I'm using diskchecker.pl to confirm if all blocks surviving a pull of the power plug. The server is configured like this:
- 4x ST3500514NS running in Linux MD RAID10. Intel 3420 chipset. In AHCI mode.
- LVM running on RAID10.
- Tested filesystem is ext4 (with barrier=1,data=ordered) on a logical volume. I also tried testing directly on a logical volume (block device); that didn't help.
- Debian 6.0 (squeeze); kernel 2.6.32-5-amd64
If I turn off write-cache (hdparm -W0
), then it works (at a huge performance penalty).

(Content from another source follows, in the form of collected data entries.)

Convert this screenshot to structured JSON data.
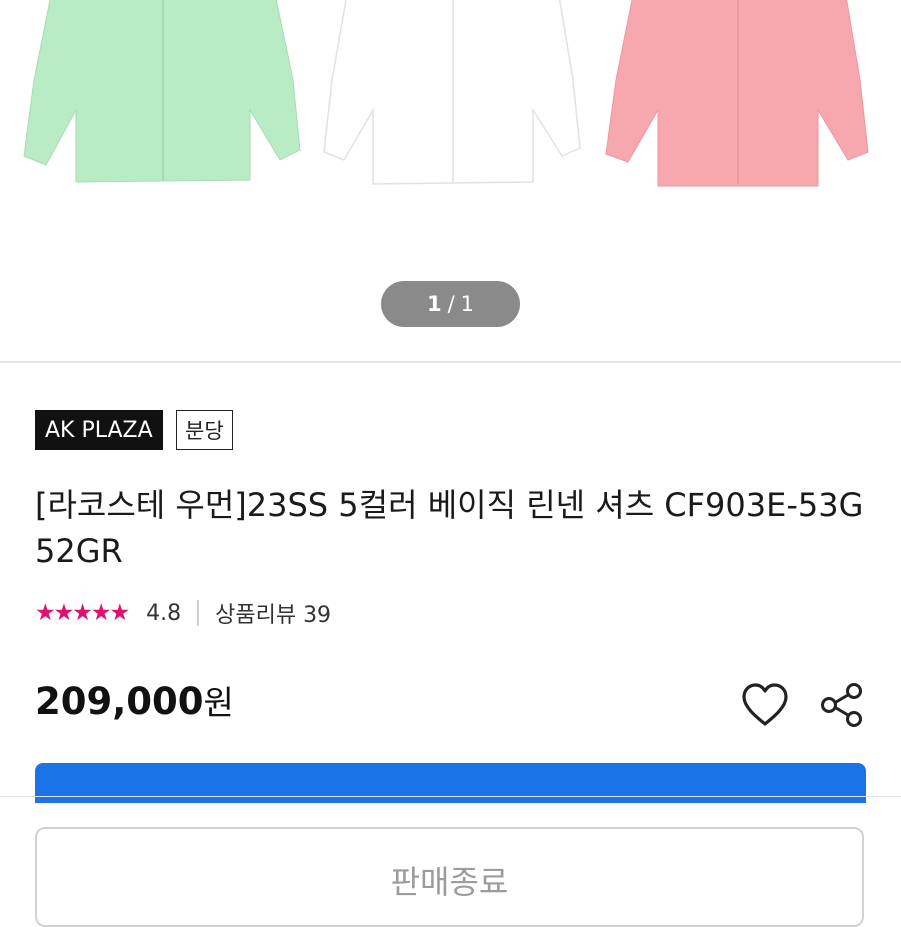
{
  "gallery": {
    "pager_current": "1",
    "pager_separator": "/",
    "pager_total": "1",
    "shirt_colors": [
      "#b8ecc6",
      "#ffffff",
      "#f7a8ae"
    ]
  },
  "seller": {
    "store_badge": "AK PLAZA",
    "branch_badge": "분당"
  },
  "product": {
    "title": "[라코스테 우먼]23SS 5컬러 베이직 린넨 셔츠 CF903E-53G 52GR",
    "stars": "★★★★★",
    "rating": "4.8",
    "review_label": "상품리뷰 39",
    "price": "209,000",
    "currency": "원"
  },
  "actions": {
    "like_icon": "heart-outline-icon",
    "share_icon": "share-icon",
    "soldout_label": "판매종료"
  },
  "colors": {
    "rating_star": "#e0106f",
    "buy_button": "#1a73e8",
    "pager_bg": "#8a8a8a"
  }
}
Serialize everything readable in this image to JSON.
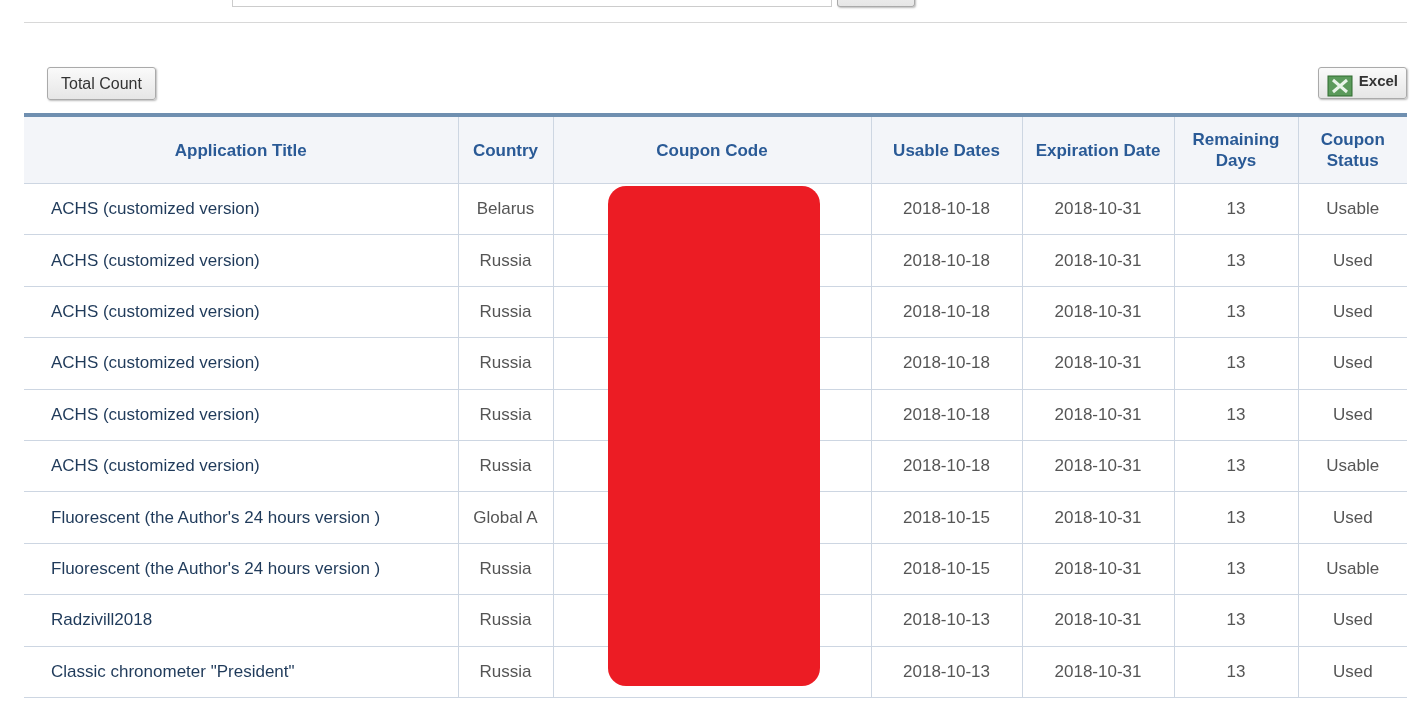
{
  "toolbar": {
    "total_button": "Total Count",
    "excel_button": "Excel"
  },
  "table": {
    "columns": [
      "Application Title",
      "Country",
      "Coupon Code",
      "Usable Dates",
      "Expiration Date",
      "Remaining Days",
      "Coupon Status"
    ],
    "rows": [
      {
        "title": "ACHS (customized version)",
        "country": "Belarus",
        "usable": "2018-10-18",
        "expiration": "2018-10-31",
        "remaining": "13",
        "status": "Usable"
      },
      {
        "title": "ACHS (customized version)",
        "country": "Russia",
        "usable": "2018-10-18",
        "expiration": "2018-10-31",
        "remaining": "13",
        "status": "Used"
      },
      {
        "title": "ACHS (customized version)",
        "country": "Russia",
        "usable": "2018-10-18",
        "expiration": "2018-10-31",
        "remaining": "13",
        "status": "Used"
      },
      {
        "title": "ACHS (customized version)",
        "country": "Russia",
        "usable": "2018-10-18",
        "expiration": "2018-10-31",
        "remaining": "13",
        "status": "Used"
      },
      {
        "title": "ACHS (customized version)",
        "country": "Russia",
        "usable": "2018-10-18",
        "expiration": "2018-10-31",
        "remaining": "13",
        "status": "Used"
      },
      {
        "title": "ACHS (customized version)",
        "country": "Russia",
        "usable": "2018-10-18",
        "expiration": "2018-10-31",
        "remaining": "13",
        "status": "Usable"
      },
      {
        "title": "Fluorescent (the Author's 24 hours version )",
        "country": "Global A",
        "usable": "2018-10-15",
        "expiration": "2018-10-31",
        "remaining": "13",
        "status": "Used"
      },
      {
        "title": "Fluorescent (the Author's 24 hours version )",
        "country": "Russia",
        "usable": "2018-10-15",
        "expiration": "2018-10-31",
        "remaining": "13",
        "status": "Usable"
      },
      {
        "title": "Radzivill2018",
        "country": "Russia",
        "usable": "2018-10-13",
        "expiration": "2018-10-31",
        "remaining": "13",
        "status": "Used"
      },
      {
        "title": "Classic chronometer \"President\"",
        "country": "Russia",
        "usable": "2018-10-13",
        "expiration": "2018-10-31",
        "remaining": "13",
        "status": "Used"
      }
    ]
  }
}
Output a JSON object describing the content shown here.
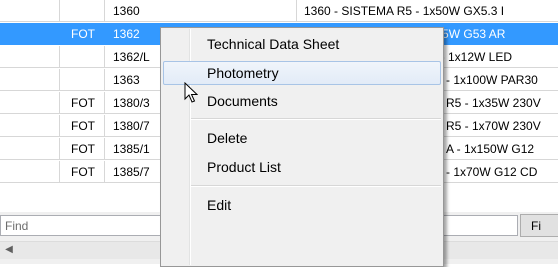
{
  "table": {
    "rows": [
      {
        "tag": "",
        "code": "1360",
        "desc": "1360 - SISTEMA R5 - 1x50W GX5.3 I",
        "selected": false
      },
      {
        "tag": "FOT",
        "code": "1362",
        "desc": "1362 - SISTEMA R5 - 1x75W G53 AR",
        "selected": true
      },
      {
        "tag": "",
        "code": "1362/L",
        "desc": "R5 - 1x12W LED",
        "selected": false
      },
      {
        "tag": "",
        "code": "1363",
        "desc": "- 1x100W PAR30",
        "selected": false
      },
      {
        "tag": "FOT",
        "code": "1380/3",
        "desc": "R5 - 1x35W 230V",
        "selected": false
      },
      {
        "tag": "FOT",
        "code": "1380/7",
        "desc": "R5 - 1x70W 230V",
        "selected": false
      },
      {
        "tag": "FOT",
        "code": "1385/1",
        "desc": "A - 1x150W G12",
        "selected": false
      },
      {
        "tag": "FOT",
        "code": "1385/7",
        "desc": "- 1x70W G12 CD",
        "selected": false
      }
    ]
  },
  "find_bar": {
    "placeholder": "Find",
    "button_label": "Fi"
  },
  "context_menu": {
    "items": [
      {
        "label": "Technical Data Sheet"
      },
      {
        "label": "Photometry"
      },
      {
        "label": "Documents"
      },
      {
        "label": "Delete"
      },
      {
        "label": "Product List"
      },
      {
        "label": "Edit"
      }
    ],
    "hovered_item": "Photometry"
  },
  "colors": {
    "selection": "#3399ff",
    "menu_hover_border": "#a8c4e6",
    "menu_background": "#f0f0f0"
  }
}
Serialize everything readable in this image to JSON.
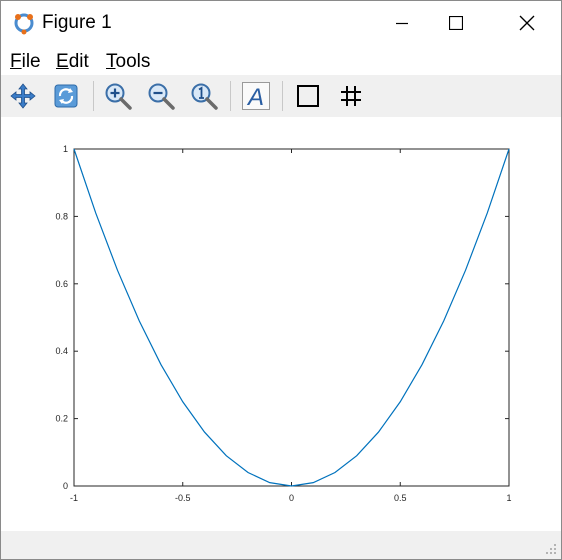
{
  "window": {
    "title": "Figure 1"
  },
  "menu": {
    "file": {
      "accel": "F",
      "rest": "ile"
    },
    "edit": {
      "accel": "E",
      "rest": "dit"
    },
    "tools": {
      "accel": "T",
      "rest": "ools"
    }
  },
  "toolbar": {
    "buttons": [
      "pan",
      "rotate",
      "zoom-in",
      "zoom-out",
      "zoom-reset",
      "insert-text",
      "toggle-box",
      "toggle-grid"
    ],
    "text_button_glyph": "A"
  },
  "colors": {
    "line": "#0072bd",
    "toolbar_bg": "#f0f0f0",
    "axes": "#262626"
  },
  "chart_data": {
    "type": "line",
    "title": "",
    "xlabel": "",
    "ylabel": "",
    "xlim": [
      -1,
      1
    ],
    "ylim": [
      0,
      1
    ],
    "grid": false,
    "box": true,
    "xticks": [
      -1,
      -0.5,
      0,
      0.5,
      1
    ],
    "xticklabels": [
      "-1",
      "-0.5",
      "0",
      "0.5",
      "1"
    ],
    "yticks": [
      0,
      0.2,
      0.4,
      0.6,
      0.8,
      1
    ],
    "yticklabels": [
      "0",
      "0.2",
      "0.4",
      "0.6",
      "0.8",
      "1"
    ],
    "series": [
      {
        "x": [
          -1,
          -0.9,
          -0.8,
          -0.7,
          -0.6,
          -0.5,
          -0.4,
          -0.3,
          -0.2,
          -0.1,
          0,
          0.1,
          0.2,
          0.3,
          0.4,
          0.5,
          0.6,
          0.7,
          0.8,
          0.9,
          1
        ],
        "y": [
          1,
          0.81,
          0.64,
          0.49,
          0.36,
          0.25,
          0.16,
          0.09,
          0.04,
          0.01,
          0,
          0.01,
          0.04,
          0.09,
          0.16,
          0.25,
          0.36,
          0.49,
          0.64,
          0.81,
          1
        ]
      }
    ]
  }
}
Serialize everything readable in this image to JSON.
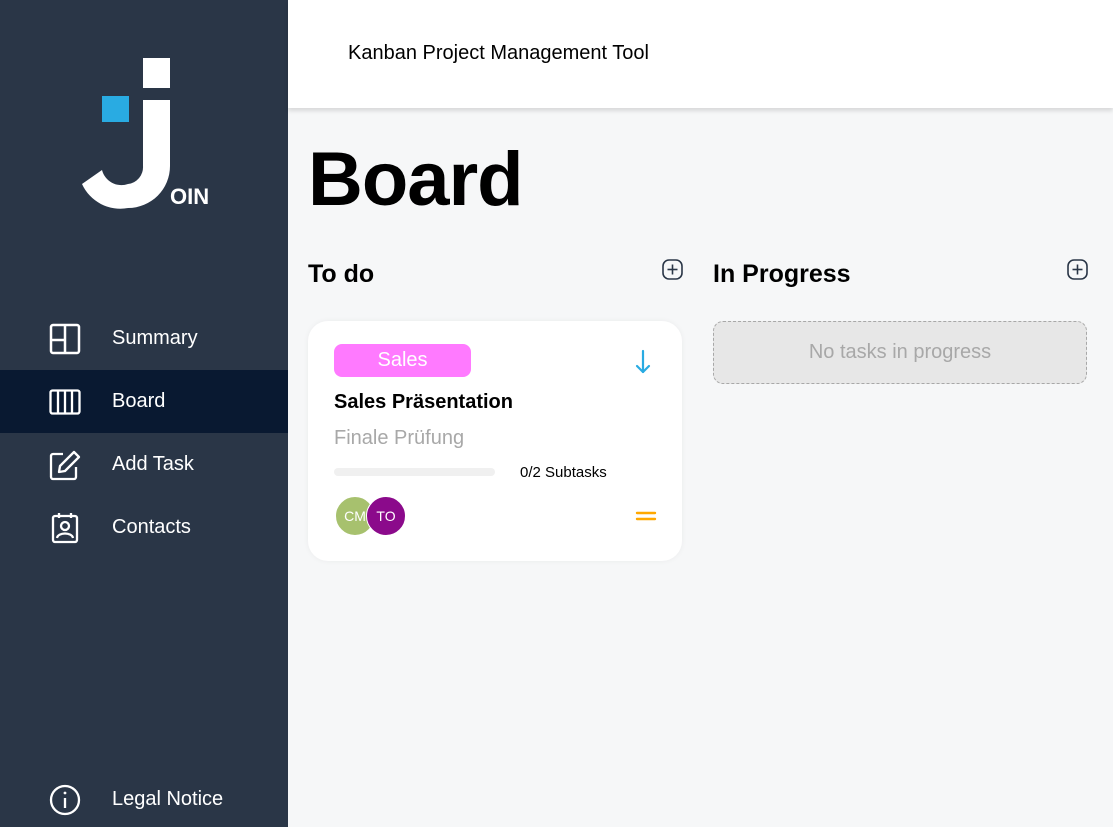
{
  "brand": {
    "logo_text": "OIN"
  },
  "sidebar": {
    "items": [
      {
        "label": "Summary",
        "icon": "summary-icon"
      },
      {
        "label": "Board",
        "icon": "board-icon",
        "active": true
      },
      {
        "label": "Add Task",
        "icon": "add-task-icon"
      },
      {
        "label": "Contacts",
        "icon": "contacts-icon"
      }
    ],
    "legal": {
      "label": "Legal Notice",
      "icon": "info-icon"
    }
  },
  "header": {
    "title": "Kanban Project Management Tool"
  },
  "main": {
    "title": "Board",
    "columns": [
      {
        "title": "To do"
      },
      {
        "title": "In Progress",
        "empty_text": "No tasks in progress"
      }
    ],
    "card": {
      "category": "Sales",
      "category_color": "#ff7aff",
      "title": "Sales Präsentation",
      "description": "Finale Prüfung",
      "subtasks_done": 0,
      "subtasks_total": 2,
      "subtasks_text": "0/2 Subtasks",
      "assignees": [
        {
          "initials": "CM",
          "color": "#a7c16e"
        },
        {
          "initials": "TO",
          "color": "#8b0a8b"
        }
      ],
      "priority": "medium",
      "priority_color": "#ffa800"
    }
  },
  "colors": {
    "sidebar_bg": "#2a3647",
    "sidebar_active": "#091931",
    "accent_blue": "#29abe2"
  }
}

So it seems like the upper layers are capable.
I've tried enabling FUA in libata (by passing fua=1
to the module loading, and confirming via dmesg
), that did not help.
Any suggestions on how to make this work?
edit: found the reason (see my answer); any suggestions on how to get at least some of the performance back?
Upgrading to kernel 2.6.38-2-amd64 (from sid) fixes the problem, at the cost of a huge performance penalty (very similar to just turning off the write caches).
Doing some research into this, it seems that MD didn't support I/O barriers (except on RAID1) until 2.6.33-rc1 (commit a2826aa92e2e14db372eda01d333267258944033).
Yeah for what i know this is the cost to be safe, you can see many threads about data safety and the speed cost in every one filesystem and storage layer in the Postgresql mailing list, they have been speaking lately of SSD safety for example, only the Vertex 2 Pro or the last SSD intel series that have a small memory attached (like a battery cache in a raid controller) are safe to database use and the problem with SSD can't be fixed disabling write cache.
I paste here two links but you have multiple examples in the mailing list, do a search.
http://archives.postgresql.org/pgsql-performance/2010-06/msg00076.php
http://archives.postgresql.org/pgsql-general/2011-04/msg00709.php
That's why you really should be using an hardware RAID controller with a BBU (battery backup unit). Then you can both have your write cache on and be safe.